マルコ社会人編 | ナノ

#42 晴れていく闇



すぐ近くで交わされる話声にじわじわと意識が浮上していく。
懐かしく、そして心の深い所が温かくなる様なその声色に、少し体を捩った後ゆっくりと瞼を開けた。


「お、#name#気がついたか?」

「…シャン…クスさん」

目を開けた途端飛び込んできた彼の安堵した表情と、繋がれた点滴や見慣れぬ部屋からすぐに状況を把握した私は咄嗟にお腹に手をやり確認する。

「はぁ…よかった…」

僅かに存在を主張するように動いたお腹に心の底から安心した。そうして自分の犯した過ちを思い出し、後悔と罪悪感に苛まれる。

この命を宿した時、あんな身を削る様な想いまでして守ろうと誓ったと言うのに。やはり私には母親になる資格さえないと、言葉だけでは償いきれないこの行いを振り返り思考がどんどんと暗くなるのを感じていた。


「#name#…大事に至らなくてほんとによかった」

「っ…ぁの…わたし…」

「安心しろ。お腹の子も無事だそうだ」

「…っ」

「まぁ…言いたい事は山程あるが…オレはもう#name#の我儘を聞いてやらんぞ」

「っ…ぇ…」

「そんな顔するな、大丈夫だ。ただ…もう#name#に残された選択権はないって事だ」

「…シャンクスさん?」

「準備はいいか?」

「ぇ…」

「マルコっ!入ってこい」

「っ!?」

自己嫌悪に陥っていた私を宥める様に繋がれた言葉から一変、急に真剣な眼差しで口を開きだした彼から飛び出た名前に瞬時に身体中が強張った。

そうしてすぐに開かれる扉の音。足音。そして、

「…#name#」

「っ……」

逢いたくて逢いたくて、その想いを必死で抑え込み、あの日から今まで忘れた事のない、そして今でもこんな過ちまで犯してしまう程好きで堪らない彼の目と視線がぶつかった瞬間、小刻みに震えだす身体と溢れる様にこぼれ落ちる涙を隠すように俯いた。

「マルコ…後は任せたぞ」

「あぁ…ありがとよい」

彼等のそんな会話を聞きながら、この状況に胸が苦しいくらいにざわつき、そして隠しきれそうに無い程震える身体を鎮めようと毛布をきつく握り締める。

すぐ側で感じるマルコさんの気配。しかし感動の再会のような胸の高鳴りはなく、あんなに愛しくて気が狂いそうな程逢いたかった彼から、私は一刻も早く身を隠したい衝動に駆られていた。

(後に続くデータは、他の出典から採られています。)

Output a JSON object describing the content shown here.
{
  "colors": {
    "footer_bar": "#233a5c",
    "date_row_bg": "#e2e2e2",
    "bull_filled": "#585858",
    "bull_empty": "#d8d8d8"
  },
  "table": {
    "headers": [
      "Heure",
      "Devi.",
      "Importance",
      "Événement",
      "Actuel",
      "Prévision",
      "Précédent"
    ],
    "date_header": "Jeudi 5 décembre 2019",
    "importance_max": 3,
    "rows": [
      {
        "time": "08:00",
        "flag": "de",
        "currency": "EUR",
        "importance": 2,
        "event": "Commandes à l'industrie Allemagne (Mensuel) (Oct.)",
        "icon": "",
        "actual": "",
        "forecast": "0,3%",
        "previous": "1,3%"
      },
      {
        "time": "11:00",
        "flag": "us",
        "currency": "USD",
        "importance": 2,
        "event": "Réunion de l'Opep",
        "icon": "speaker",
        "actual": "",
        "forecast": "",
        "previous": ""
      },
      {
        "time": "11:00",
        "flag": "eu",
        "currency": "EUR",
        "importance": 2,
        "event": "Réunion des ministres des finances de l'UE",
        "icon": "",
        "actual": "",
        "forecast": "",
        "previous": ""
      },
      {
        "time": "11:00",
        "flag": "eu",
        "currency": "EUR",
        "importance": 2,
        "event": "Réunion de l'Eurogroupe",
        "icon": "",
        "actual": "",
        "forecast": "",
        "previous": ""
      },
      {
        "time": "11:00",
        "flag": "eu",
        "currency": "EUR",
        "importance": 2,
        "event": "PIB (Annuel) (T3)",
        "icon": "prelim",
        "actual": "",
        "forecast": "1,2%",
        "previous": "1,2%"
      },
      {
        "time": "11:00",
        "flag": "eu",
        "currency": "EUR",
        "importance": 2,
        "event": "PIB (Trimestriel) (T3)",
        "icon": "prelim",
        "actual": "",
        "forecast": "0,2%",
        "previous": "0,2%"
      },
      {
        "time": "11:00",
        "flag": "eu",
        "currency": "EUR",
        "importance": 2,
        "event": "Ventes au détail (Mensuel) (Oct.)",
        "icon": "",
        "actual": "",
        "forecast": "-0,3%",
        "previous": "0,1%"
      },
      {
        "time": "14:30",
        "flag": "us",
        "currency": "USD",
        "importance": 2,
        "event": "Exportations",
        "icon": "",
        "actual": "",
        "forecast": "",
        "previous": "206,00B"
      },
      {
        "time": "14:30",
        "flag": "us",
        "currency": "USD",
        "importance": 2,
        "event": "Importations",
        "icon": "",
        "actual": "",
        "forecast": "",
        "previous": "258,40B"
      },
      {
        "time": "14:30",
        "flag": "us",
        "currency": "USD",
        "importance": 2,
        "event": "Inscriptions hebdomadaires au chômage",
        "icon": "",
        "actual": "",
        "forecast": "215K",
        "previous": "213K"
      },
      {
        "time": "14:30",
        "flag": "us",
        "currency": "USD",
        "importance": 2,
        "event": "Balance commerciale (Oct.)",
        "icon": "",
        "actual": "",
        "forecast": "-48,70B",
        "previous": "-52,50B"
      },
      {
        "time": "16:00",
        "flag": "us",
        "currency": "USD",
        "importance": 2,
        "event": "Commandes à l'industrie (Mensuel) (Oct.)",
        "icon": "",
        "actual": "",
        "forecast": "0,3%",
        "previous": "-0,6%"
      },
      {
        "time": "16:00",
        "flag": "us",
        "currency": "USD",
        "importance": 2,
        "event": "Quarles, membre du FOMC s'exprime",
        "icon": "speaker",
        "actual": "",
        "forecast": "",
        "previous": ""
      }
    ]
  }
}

そうしてそんな願いが通じる筈もなく、浅い溜息が聞こえたと同時に落ち着いた、それでいて有無を言わせない重圧を含んだ声色で彼が口を開く。

「#name#…こっち向けよい」

「……」

「#name#」

「っ…」

その命令とも取れる言葉に、気まずさと罪悪感とそれから言いようがない切迫感をぐっと呑み込み、意を決しゆっくりと顔を上げれば…

「つっ!!」

「何を考えてるんだい!?こんな…バカな事…」

「……」

「…二度と、二度とするんじゃねぇよい」

「っ……」

顔を上げた瞬間パシリと乾いた音が部屋中に響き、事の把握もままならない間に体が引き寄せられ少しきつめに抱き寄せられた。
そうして僅かに震える声で話し出す彼の胸の中で、やっと、眠っていた胸の高鳴りが動き出す。

「逢いたかったよい…」

「っ…」

「こんな…バカなことするまで見付けてやれなくて…悪かった」

「マ、マルコ…さ」

「もう大丈夫だからよい、もう一人で抱え込まなくていいんだい」

「……っ」

「これからはオレがずっと傍に居るからよい」

「グズッ…っ…」

「#name#………愛してるよい」




今まで必死で張っていた虚勢が彼の一言で意図も簡単に崩れだした。

愛してる。まさかそんな言葉をもらえるなんて思いもしなかった私は、だんだんと光が射していく未来を感じながら、ただひたすら彼の胸にしがみ付き溜め込んでいた想いを吐き出すかの様に泣きじゃくったのだった。